Airlines and vessels report departures to the DHS; but foreigners who leave in vehicles through ports of entry along the border are not accounted for because of “major physical infrastructural, logistical and operational hurdles,” according to the 2016 DHS report.
The US Attorney General, Jeff Sessions, announced just this week reforms and guidelines that would lead to the speedy hiring of immigration judges and the detention of all adults crossing the border. Immigration advocates have decried the move as bigoted.
'This is new era, the Trump era': AG Sessions reveals enforcement plan at US-Mexico border https://t.co/viqlSXAT3Wpic.twitter.com/076M1qFPy8
— RT America (@RT_America) April 12, 2017
The report’s author, Robert Warren, argues the Trump administration’s orders and plans on the border don’t reflect current migration patterns.
“Overstays have been steady for the past 10 to 12 years, but illegal entries into this country are at a level we haven’t seen in 20 to 30 years,” the demographer told AP. “Building a wall across the entire southern border is a statement of policy failure.”
The study estimated the number of people crossing the border illegally fell from 400,000 in 2000 to 140,000 in 2013.
Customs and Border Protection said 12,192 people were caught trying to enter the US illegally from Mexico in March for the second straight monthly decline in arrests at the border. The agency hadn’t reported fewer arrests in a month in at least 17 years.
Undeterred, the Trump administration is preparing to spend somewhere between $8 billion and $20 billion to build a wall along the 2,000 miles southern border, and additional 5,000 border patrol agents are to be added at additional cost.
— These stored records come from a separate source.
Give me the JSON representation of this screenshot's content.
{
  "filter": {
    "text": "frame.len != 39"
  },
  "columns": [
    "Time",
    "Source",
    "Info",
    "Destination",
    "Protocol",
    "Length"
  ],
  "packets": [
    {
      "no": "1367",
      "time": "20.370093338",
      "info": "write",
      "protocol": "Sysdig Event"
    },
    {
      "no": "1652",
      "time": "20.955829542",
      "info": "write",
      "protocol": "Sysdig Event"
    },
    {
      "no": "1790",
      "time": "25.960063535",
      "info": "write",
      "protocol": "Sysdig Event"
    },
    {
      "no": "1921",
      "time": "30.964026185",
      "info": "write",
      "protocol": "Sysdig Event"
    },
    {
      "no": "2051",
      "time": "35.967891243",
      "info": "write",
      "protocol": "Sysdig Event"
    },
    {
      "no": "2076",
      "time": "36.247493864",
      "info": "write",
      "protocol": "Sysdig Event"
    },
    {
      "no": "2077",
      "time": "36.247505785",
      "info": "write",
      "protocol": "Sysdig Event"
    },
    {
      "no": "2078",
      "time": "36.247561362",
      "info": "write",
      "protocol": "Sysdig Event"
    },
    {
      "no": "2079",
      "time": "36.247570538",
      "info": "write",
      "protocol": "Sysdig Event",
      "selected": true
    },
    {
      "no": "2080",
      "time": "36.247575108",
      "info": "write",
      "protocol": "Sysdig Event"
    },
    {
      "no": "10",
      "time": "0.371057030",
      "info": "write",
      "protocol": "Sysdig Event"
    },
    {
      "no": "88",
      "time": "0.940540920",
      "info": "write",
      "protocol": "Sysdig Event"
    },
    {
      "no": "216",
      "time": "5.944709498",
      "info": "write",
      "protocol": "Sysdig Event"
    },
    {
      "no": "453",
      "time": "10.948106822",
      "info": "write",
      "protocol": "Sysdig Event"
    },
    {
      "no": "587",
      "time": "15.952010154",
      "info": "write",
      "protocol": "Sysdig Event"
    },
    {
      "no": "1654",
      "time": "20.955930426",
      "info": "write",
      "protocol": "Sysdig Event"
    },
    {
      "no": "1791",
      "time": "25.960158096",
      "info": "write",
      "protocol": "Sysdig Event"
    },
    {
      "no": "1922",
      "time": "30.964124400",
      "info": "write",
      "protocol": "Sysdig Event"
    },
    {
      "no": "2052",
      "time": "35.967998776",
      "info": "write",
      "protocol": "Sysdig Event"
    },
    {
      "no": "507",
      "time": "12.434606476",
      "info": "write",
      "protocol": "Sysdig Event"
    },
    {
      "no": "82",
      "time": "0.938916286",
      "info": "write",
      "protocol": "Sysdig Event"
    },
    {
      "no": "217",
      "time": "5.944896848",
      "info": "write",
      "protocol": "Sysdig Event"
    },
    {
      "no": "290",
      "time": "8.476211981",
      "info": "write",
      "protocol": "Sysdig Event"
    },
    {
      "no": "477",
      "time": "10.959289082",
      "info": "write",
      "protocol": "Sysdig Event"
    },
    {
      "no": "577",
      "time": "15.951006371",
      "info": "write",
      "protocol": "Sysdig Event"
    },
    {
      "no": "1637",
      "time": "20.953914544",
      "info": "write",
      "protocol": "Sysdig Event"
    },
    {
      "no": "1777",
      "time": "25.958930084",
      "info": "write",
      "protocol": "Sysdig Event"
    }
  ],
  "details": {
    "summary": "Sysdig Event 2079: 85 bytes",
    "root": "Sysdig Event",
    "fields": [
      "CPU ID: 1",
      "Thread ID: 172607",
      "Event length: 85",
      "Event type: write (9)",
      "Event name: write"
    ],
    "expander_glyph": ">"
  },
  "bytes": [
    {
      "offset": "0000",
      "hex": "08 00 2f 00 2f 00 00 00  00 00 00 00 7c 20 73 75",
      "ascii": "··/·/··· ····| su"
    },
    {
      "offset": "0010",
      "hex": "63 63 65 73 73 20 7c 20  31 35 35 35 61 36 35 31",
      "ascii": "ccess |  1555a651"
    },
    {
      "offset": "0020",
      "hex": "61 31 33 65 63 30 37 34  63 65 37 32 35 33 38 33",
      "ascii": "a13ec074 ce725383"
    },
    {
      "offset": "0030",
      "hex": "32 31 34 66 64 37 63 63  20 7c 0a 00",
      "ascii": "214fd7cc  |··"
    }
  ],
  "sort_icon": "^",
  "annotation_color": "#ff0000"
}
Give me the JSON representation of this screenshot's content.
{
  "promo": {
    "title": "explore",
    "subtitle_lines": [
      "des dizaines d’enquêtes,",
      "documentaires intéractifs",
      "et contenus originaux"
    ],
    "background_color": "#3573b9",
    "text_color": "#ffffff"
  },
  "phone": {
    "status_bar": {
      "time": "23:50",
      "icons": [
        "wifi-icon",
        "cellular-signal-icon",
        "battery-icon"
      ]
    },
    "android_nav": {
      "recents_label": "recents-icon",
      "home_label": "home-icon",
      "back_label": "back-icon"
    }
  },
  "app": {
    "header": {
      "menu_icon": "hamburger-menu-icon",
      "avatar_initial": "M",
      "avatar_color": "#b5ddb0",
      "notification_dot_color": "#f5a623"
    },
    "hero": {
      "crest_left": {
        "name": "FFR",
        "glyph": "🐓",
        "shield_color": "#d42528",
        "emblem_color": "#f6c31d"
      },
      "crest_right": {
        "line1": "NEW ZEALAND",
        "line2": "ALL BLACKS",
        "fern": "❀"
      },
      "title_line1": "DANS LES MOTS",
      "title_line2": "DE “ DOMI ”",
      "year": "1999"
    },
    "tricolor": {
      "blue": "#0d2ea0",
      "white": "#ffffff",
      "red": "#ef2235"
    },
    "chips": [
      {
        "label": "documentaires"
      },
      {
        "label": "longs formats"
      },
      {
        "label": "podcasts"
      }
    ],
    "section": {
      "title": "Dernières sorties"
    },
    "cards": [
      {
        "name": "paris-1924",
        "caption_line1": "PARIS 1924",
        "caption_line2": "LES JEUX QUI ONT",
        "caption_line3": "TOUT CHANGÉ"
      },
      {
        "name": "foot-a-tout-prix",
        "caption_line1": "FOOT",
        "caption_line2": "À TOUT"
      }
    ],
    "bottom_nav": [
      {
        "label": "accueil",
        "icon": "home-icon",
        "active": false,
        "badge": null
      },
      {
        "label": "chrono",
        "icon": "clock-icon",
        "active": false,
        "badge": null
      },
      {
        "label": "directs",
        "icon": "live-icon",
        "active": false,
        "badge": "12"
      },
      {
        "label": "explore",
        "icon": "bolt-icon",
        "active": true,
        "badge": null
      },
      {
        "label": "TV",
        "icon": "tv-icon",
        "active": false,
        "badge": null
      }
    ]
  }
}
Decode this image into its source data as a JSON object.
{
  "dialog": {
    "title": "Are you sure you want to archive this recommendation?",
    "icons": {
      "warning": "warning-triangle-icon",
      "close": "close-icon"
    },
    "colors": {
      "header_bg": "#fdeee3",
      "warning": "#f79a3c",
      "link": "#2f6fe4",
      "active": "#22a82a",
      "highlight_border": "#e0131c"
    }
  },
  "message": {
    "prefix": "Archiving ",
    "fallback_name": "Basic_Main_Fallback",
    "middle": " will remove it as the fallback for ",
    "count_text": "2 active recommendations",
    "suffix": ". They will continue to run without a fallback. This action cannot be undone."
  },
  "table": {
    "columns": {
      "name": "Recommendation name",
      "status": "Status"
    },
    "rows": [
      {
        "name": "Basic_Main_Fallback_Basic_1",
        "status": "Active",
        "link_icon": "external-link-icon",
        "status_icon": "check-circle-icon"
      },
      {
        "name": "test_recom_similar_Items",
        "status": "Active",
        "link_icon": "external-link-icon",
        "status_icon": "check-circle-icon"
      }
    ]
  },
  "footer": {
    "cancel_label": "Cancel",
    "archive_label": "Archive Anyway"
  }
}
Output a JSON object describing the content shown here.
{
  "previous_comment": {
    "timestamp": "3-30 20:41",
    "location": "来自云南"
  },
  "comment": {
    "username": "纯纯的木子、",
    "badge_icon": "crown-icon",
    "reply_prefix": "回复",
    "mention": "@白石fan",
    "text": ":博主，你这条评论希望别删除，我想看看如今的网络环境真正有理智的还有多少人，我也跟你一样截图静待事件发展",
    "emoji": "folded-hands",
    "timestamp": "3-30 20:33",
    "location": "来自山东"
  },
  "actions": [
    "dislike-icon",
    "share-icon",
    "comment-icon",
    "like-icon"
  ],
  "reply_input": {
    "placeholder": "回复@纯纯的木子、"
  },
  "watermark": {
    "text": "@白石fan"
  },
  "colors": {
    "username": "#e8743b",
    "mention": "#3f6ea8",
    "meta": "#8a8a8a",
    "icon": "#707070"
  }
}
READ MORE: Border crossings over Rio Grande dry up as Trump's wall looms
Among its conclusions and recommendations, the report’s authors suggest rather than extending the wall, border resources might be better directed to supporting rule of law and economic development initiatives in the states of Central America, refugee screening in Central America, or improving the screening of visitors at US visa-issuing posts.
“Such shifts in the allocation of resources would address the primary source of undocumented immigration – overstaying temporary visas – and the cause of the flight of large numbers of migrants from the violence-plagued [Central America] to the United States and elsewhere,” the demographers said.